According to the disciplinary notice presented to Wheeler, the council did not authorize the letter, which appeared on official city letterhead. Council members voted unanimously —with member Terry Wheeler absent — to suspend Tim Wheeler for 45 days citing Section Two of the city’s personnel policy, specifically noting they felt the letter was unethical. Wheeler’s 45-day suspension was to be unpaid beginning on Nov. 1 with officer Mark Spaeth serving as the acting chief. 

Wheeler refused to sign the disciplinary form, however, and instead filed a grievance on Oct. 28. Realizing they were not authorized to suspend Wheeler, the council rescinded the suspension at a Nov. 4 meeting and agreed to appoint a three-person panel to decide the discipline. 

The panel, which included A. Brad Chown, city administrator of Black River Falls; village of Strum treasurer Michelle Loken and town of Albion clerk Sheree Nelson was never used because Wheeler instead offered a settlement.

After the council voted to continue to allow Wheeler and city attorneys to negotiate the settlement at their December meeting, it was reported that Wheeler was retiring on social media by the Trempealeau County Sheriff’s Office on Dec. 31. 

The Times sent an open records request to the city of Blair on Jan. 2 and another on Jan. 8. The latter was responded to with records being released last week Tuesday.

According to the severance agreement, which was signed on Jan. 8, Wheeler worked until Dec. 31 before being put on paid administrative leave until Feb. 20. All accrued and unused vacation or sick leave will be paid on the next payroll date after Feb. 20.

The agreement prevents Wheeler from taking any legal action against the city and prevents Wheeler from disclosing the terms and conditions of the agreement itself.
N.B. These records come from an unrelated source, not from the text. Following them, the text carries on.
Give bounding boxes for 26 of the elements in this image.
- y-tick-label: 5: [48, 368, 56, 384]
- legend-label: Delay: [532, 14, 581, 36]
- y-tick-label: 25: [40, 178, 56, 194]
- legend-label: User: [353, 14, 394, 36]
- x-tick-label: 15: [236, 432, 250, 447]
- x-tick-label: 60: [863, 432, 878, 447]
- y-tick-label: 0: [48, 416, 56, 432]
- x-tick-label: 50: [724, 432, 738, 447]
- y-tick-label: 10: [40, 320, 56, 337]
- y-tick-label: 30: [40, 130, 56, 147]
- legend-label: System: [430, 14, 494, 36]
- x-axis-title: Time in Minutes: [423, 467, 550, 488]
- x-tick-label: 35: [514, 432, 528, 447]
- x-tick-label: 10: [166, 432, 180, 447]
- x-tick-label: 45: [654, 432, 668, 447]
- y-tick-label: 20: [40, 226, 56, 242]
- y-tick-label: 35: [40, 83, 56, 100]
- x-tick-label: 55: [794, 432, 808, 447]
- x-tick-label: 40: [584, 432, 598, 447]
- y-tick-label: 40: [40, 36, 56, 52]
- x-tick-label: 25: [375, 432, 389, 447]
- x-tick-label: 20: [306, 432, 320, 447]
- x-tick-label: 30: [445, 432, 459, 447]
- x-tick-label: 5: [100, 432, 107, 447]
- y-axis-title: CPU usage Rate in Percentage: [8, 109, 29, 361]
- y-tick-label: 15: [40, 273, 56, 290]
It also states that Wheeler is not eligible to be rehired by the city. 

Wheeler’s letter, which was not dated, noted “attacks” against the Blair Police Department by Hanson saying “Hanson is intentionally going out of his way to defame the city of Blair’s police department.” 

“In the past I have ignored Mr. Hanson’s words, but I will no longer do so and am going to defend my dept. against false claims,” Wheeler wrote.

Wheeler speculated that the “attacks” were based on an OWI arrest of an Ettrick resident during Cheese Fest in Blair last September. He wrote that “based on Hanson’s history with bad and illegal behavior (he nearly ran two police officers over while OWI) it has always been clear he approves of his, and anyone else’s appalling activities.”

Wheeler then turned his words to the other Ettrick trustees writing “it is deplorable that you allow him to act publicly in this fashion….no matter what, he is viewed publicly as an Ettrick representative wherever he goes and it shows poorly on Ettrick in general that he is allowed to do so.”

The former chief police asked for the board to remove Hanson writing “his criminal record alone should have been enough to not be allowed on the board, let alone the police committee.” 

Wheeler’s letter also stated that what Hanson had written was not a matter of freedom of speech saying “he is a member of a government body and being a public figure has regulations that hold him, and the village, to a higher level of ethical behavior while in office.” 

The response from Ettrick — which was signed by village president John Beirne, and all six trustees, including Hanson — said that Wheeler’s letter contained “personal and potentially slanderous statements” about Hanson. It also stated that, because Wheeler’s letter appeared on city letterhead, they assumed it was authorized by the Blair city council.